本文的主要目标是:依据考古资料,结合历史文献和人类学资料,通过分析图像之间的风格关联,在前人的研究基础上试图建构图像可能存在的系统,进而讨论使用这一图像系统可能存在的宗教仪式。在此基础上,将青铜人物图像不同风格的角色对应到一定仪式活动中,以此说明仪式中的巫祝等神职人员的身份及社会等级关系。

一、神人以和——器物坑中图像的类型与系统

三星堆及金沙遗址出土图像众多,除了铸造在青铜神坛和刻画在玉石边璋上的群像之外,其他图像出土时都是单体的,彼此没有联系。如果撇开背后的不同宗教含义,只按照纯粹的视觉要素来分类,这些人物形象或类似人物形象可从以下几个方面来划分类别:从制像材质上看有青铜、黄金、玉石、灰陶、木头等五种形式,其中青铜材质的最多,陶质和木制的分别各出土一件;艺术表现手法上有三维雕刻、二维线刻以及二维线刻与三维雕塑相结合的表现手法;如果从单个人物呈现的姿态来讲,有面具式、头像、跪坐姿式、全身立像、人面鸟身结合等五种形式。

那么,除了制像风格间的一致性以外,这些单体的、在地下埋藏了两千多年的图像之间究竟有没有联系?回答这个问题,首先要讨论三星堆两个器物坑中器物的基本属性。关于这一点学界有不下十种说法:祭祀天地山川的遗迹留存说,不详之宝器埋藏说,盟誓遗迹说,厌胜埋藏说,宝物失灵埋藏说,亡国宝器埋藏说等等。
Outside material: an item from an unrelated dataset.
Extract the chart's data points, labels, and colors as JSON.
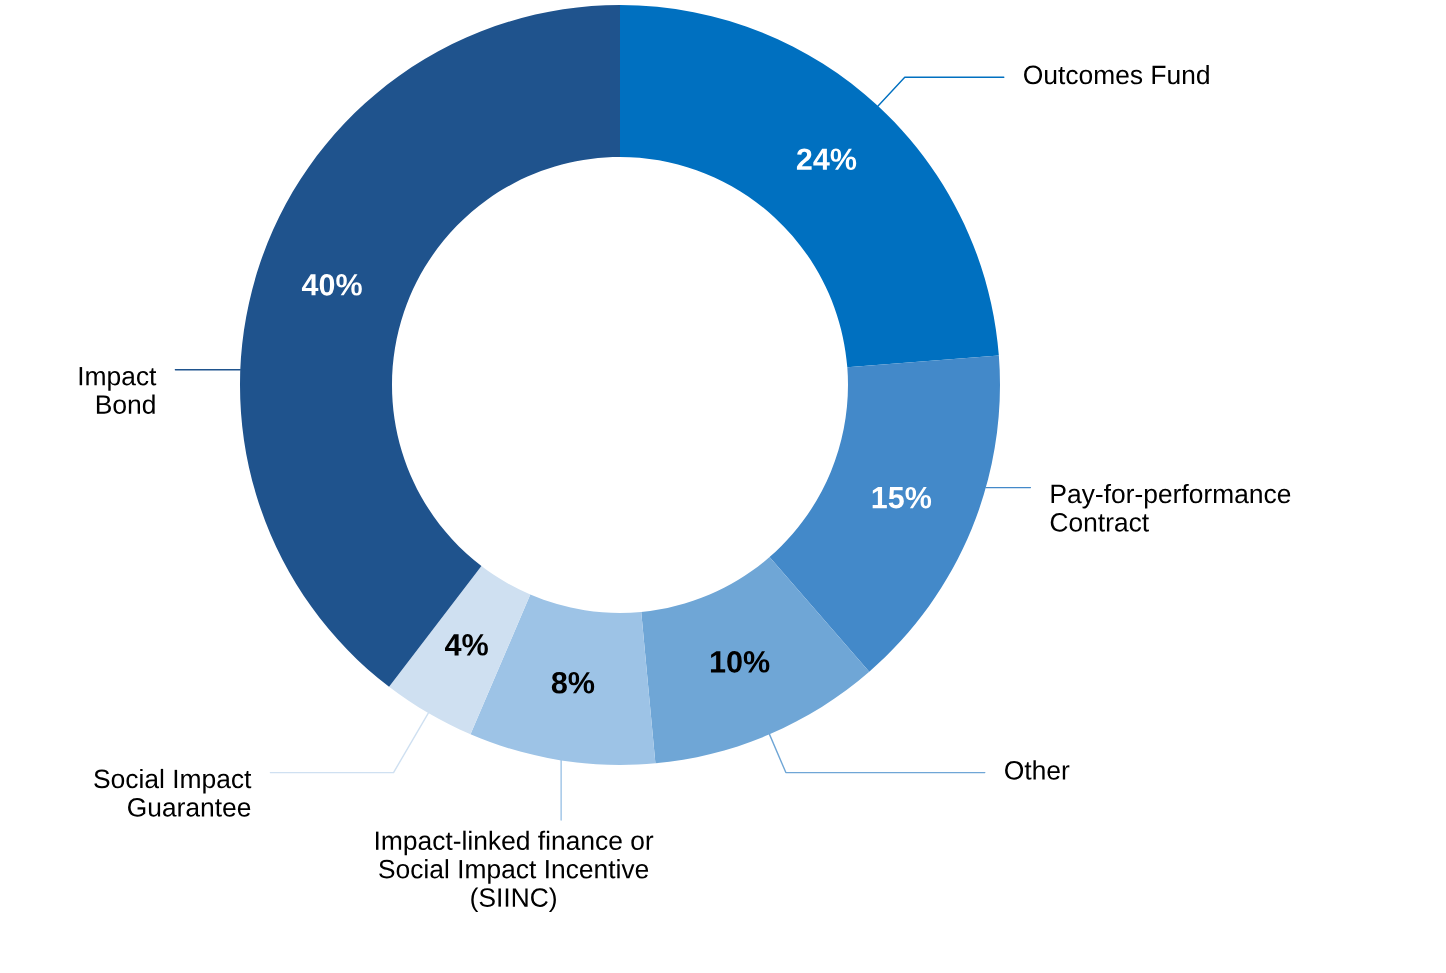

[1](22-24)也许还有一系列猜测,但无论哪一种说法,这两个坑中的器物都有一个共同的主题,即这些瘗埋了两千多年的东西都是某种特定宗教的遗留物,它们的使用注定离不开一个为当时人们所熟悉的礼仪性活动。因此,当这些图像个体存在于一种或几种明确的仪式当中时,图像与特定仪式之间便建立了某种对应关系。那么,如果这些图像是某种具体仪式中的像设,它的类型又将如何呢?
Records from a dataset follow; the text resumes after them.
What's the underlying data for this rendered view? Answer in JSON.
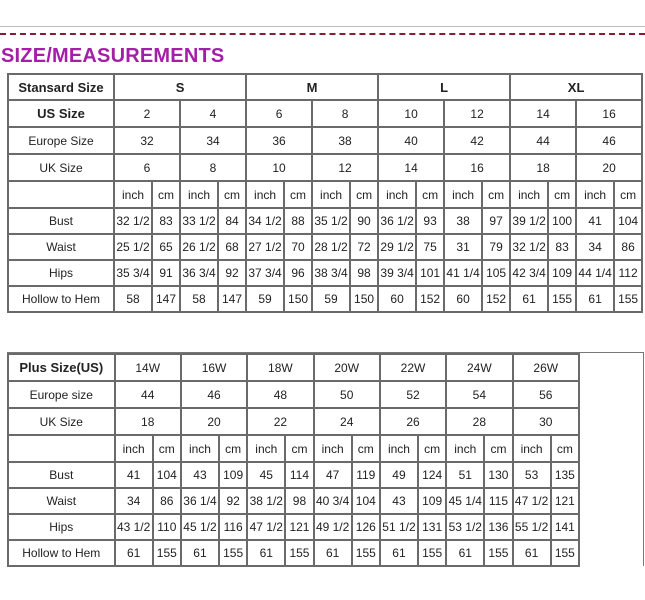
{
  "title": "SIZE/MEASUREMENTS",
  "colors": {
    "title": "#a31fa8",
    "dash_rule": "#8a1a3a",
    "border": "#6a6a6a"
  },
  "standard_table": {
    "header_label": "Stansard Size",
    "groups": [
      "S",
      "M",
      "L",
      "XL"
    ],
    "rows": [
      {
        "label": "US Size",
        "values": [
          "2",
          "4",
          "6",
          "8",
          "10",
          "12",
          "14",
          "16"
        ]
      },
      {
        "label": "Europe Size",
        "values": [
          "32",
          "34",
          "36",
          "38",
          "40",
          "42",
          "44",
          "46"
        ]
      },
      {
        "label": "UK Size",
        "values": [
          "6",
          "8",
          "10",
          "12",
          "14",
          "16",
          "18",
          "20"
        ]
      }
    ],
    "units": [
      "inch",
      "cm"
    ],
    "measurements": [
      {
        "label": "Bust",
        "values": [
          "32 1/2",
          "83",
          "33 1/2",
          "84",
          "34 1/2",
          "88",
          "35 1/2",
          "90",
          "36 1/2",
          "93",
          "38",
          "97",
          "39 1/2",
          "100",
          "41",
          "104"
        ]
      },
      {
        "label": "Waist",
        "values": [
          "25 1/2",
          "65",
          "26 1/2",
          "68",
          "27 1/2",
          "70",
          "28 1/2",
          "72",
          "29 1/2",
          "75",
          "31",
          "79",
          "32 1/2",
          "83",
          "34",
          "86"
        ]
      },
      {
        "label": "Hips",
        "values": [
          "35 3/4",
          "91",
          "36 3/4",
          "92",
          "37 3/4",
          "96",
          "38 3/4",
          "98",
          "39 3/4",
          "101",
          "41 1/4",
          "105",
          "42 3/4",
          "109",
          "44 1/4",
          "112"
        ]
      },
      {
        "label": "Hollow to Hem",
        "values": [
          "58",
          "147",
          "58",
          "147",
          "59",
          "150",
          "59",
          "150",
          "60",
          "152",
          "60",
          "152",
          "61",
          "155",
          "61",
          "155"
        ]
      }
    ]
  },
  "plus_table": {
    "header_label": "Plus Size(US)",
    "sizes": [
      "14W",
      "16W",
      "18W",
      "20W",
      "22W",
      "24W",
      "26W"
    ],
    "rows": [
      {
        "label": "Europe size",
        "values": [
          "44",
          "46",
          "48",
          "50",
          "52",
          "54",
          "56"
        ]
      },
      {
        "label": "UK Size",
        "values": [
          "18",
          "20",
          "22",
          "24",
          "26",
          "28",
          "30"
        ]
      }
    ],
    "units": [
      "inch",
      "cm"
    ],
    "measurements": [
      {
        "label": "Bust",
        "values": [
          "41",
          "104",
          "43",
          "109",
          "45",
          "114",
          "47",
          "119",
          "49",
          "124",
          "51",
          "130",
          "53",
          "135"
        ]
      },
      {
        "label": "Waist",
        "values": [
          "34",
          "86",
          "36 1/4",
          "92",
          "38 1/2",
          "98",
          "40 3/4",
          "104",
          "43",
          "109",
          "45 1/4",
          "115",
          "47 1/2",
          "121"
        ]
      },
      {
        "label": "Hips",
        "values": [
          "43 1/2",
          "110",
          "45 1/2",
          "116",
          "47 1/2",
          "121",
          "49 1/2",
          "126",
          "51 1/2",
          "131",
          "53 1/2",
          "136",
          "55 1/2",
          "141"
        ]
      },
      {
        "label": "Hollow to Hem",
        "values": [
          "61",
          "155",
          "61",
          "155",
          "61",
          "155",
          "61",
          "155",
          "61",
          "155",
          "61",
          "155",
          "61",
          "155"
        ]
      }
    ]
  }
}
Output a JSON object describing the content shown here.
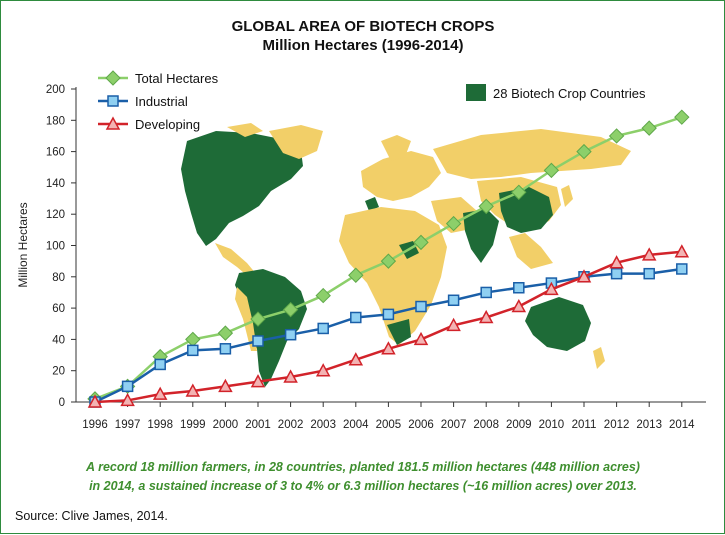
{
  "chart_data": {
    "type": "line",
    "title": "GLOBAL AREA OF BIOTECH CROPS",
    "subtitle": "Million Hectares (1996-2014)",
    "ylabel": "Million Hectares",
    "xlabel": "",
    "ylim": [
      0,
      200
    ],
    "yticks": [
      0,
      20,
      40,
      60,
      80,
      100,
      120,
      140,
      160,
      180,
      200
    ],
    "x": [
      "1996",
      "1997",
      "1998",
      "1999",
      "2000",
      "2001",
      "2002",
      "2003",
      "2004",
      "2005",
      "2006",
      "2007",
      "2008",
      "2009",
      "2010",
      "2011",
      "2012",
      "2013",
      "2014"
    ],
    "series": [
      {
        "name": "Total Hectares",
        "color": "#8ccf6a",
        "marker": "diamond",
        "values": [
          2,
          10,
          29,
          40,
          44,
          53,
          59,
          68,
          81,
          90,
          102,
          114,
          125,
          134,
          148,
          160,
          170,
          175,
          182
        ]
      },
      {
        "name": "Industrial",
        "color": "#1a5fa8",
        "marker": "square",
        "values": [
          0,
          10,
          24,
          33,
          34,
          39,
          43,
          47,
          54,
          56,
          61,
          65,
          70,
          73,
          76,
          80,
          82,
          82,
          85
        ]
      },
      {
        "name": "Developing",
        "color": "#d2232a",
        "marker": "triangle",
        "values": [
          0,
          1,
          5,
          7,
          10,
          13,
          16,
          20,
          27,
          34,
          40,
          49,
          54,
          61,
          72,
          80,
          89,
          94,
          96
        ]
      }
    ],
    "legend_position": "top-left",
    "grid": false,
    "map_legend": {
      "label": "28 Biotech Crop Countries",
      "color": "#1e6b37"
    },
    "map_colors": {
      "biotech": "#1e6b37",
      "other": "#f2cf68"
    }
  },
  "caption": {
    "line1": "A record 18 million farmers, in 28 countries, planted 181.5 million hectares (448 million acres)",
    "line2": "in 2014, a sustained increase of 3 to 4% or 6.3 million hectares (~16 million acres) over 2013."
  },
  "source": "Source: Clive James, 2014."
}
司马迁在《史记·五帝本纪》中说:“……依鬼神以制仪,治气以教化。”祭祀仪轨的出现总因神灵信仰的存在。在甲骨文中有明确记载商王祭祀天神、人鬼、地祇的宗教活动。如今我们虽不能回到历史的现场了解具体祭仪的过程,确切地知道参加祭祀的人员结构,但从甲骨卜辞上可以看出,商王与他们的祭祀对象——即各种神灵包括先公先王之间存在一种以祭礼仪式为中心的交换关系。[2](144)这种交换关系可以看做是祭礼仪式活动中的两个集团的形式交换,那么其中以商王为代表的献祭者与以商人所供奉的先公先王为代表的受祭诸神之间就形成直接的对应关系。此时仪式中主持祭礼的巫师或祭司就成为这种交换行为的代理与中介,是仪式的关键。法国学者莫斯在研究宗教献祭的图式时把“进入”仪式要素分为主祭者、助祭人、工具和场所等几个部分。而“进入”这个部分应该是决定仪式展开的主导,它与“牺牲”、“退出”另外两个献祭环节共同组成完整的礼仪程序。可见主祭者和助祭人是仪式的首要因素。[3] (188)对甲骨文的研究显示,商人信仰中的受祭者是一个有层次、有系统的集团。以祖先祭祀为例,大部分祭仪中有主神,即天帝、先王先公,同时还有配祭的身份出现,形成主从相随的关系。相对应的,献祭者更是一个层级分明的仪式操作集团,饶宗颐在研究三代仪礼时认为:“王室举行祭事的时候,执伎之人物为巫、史及四辅。四辅者,卜、筮、瞽、侑。王前巫后史,卜筮瞽侑在其左右,侑是助祭的主角。”[4](186)这样算来,在这个仪式中至少也有巫、王、史、卜、筮、瞽、侑等七个角色。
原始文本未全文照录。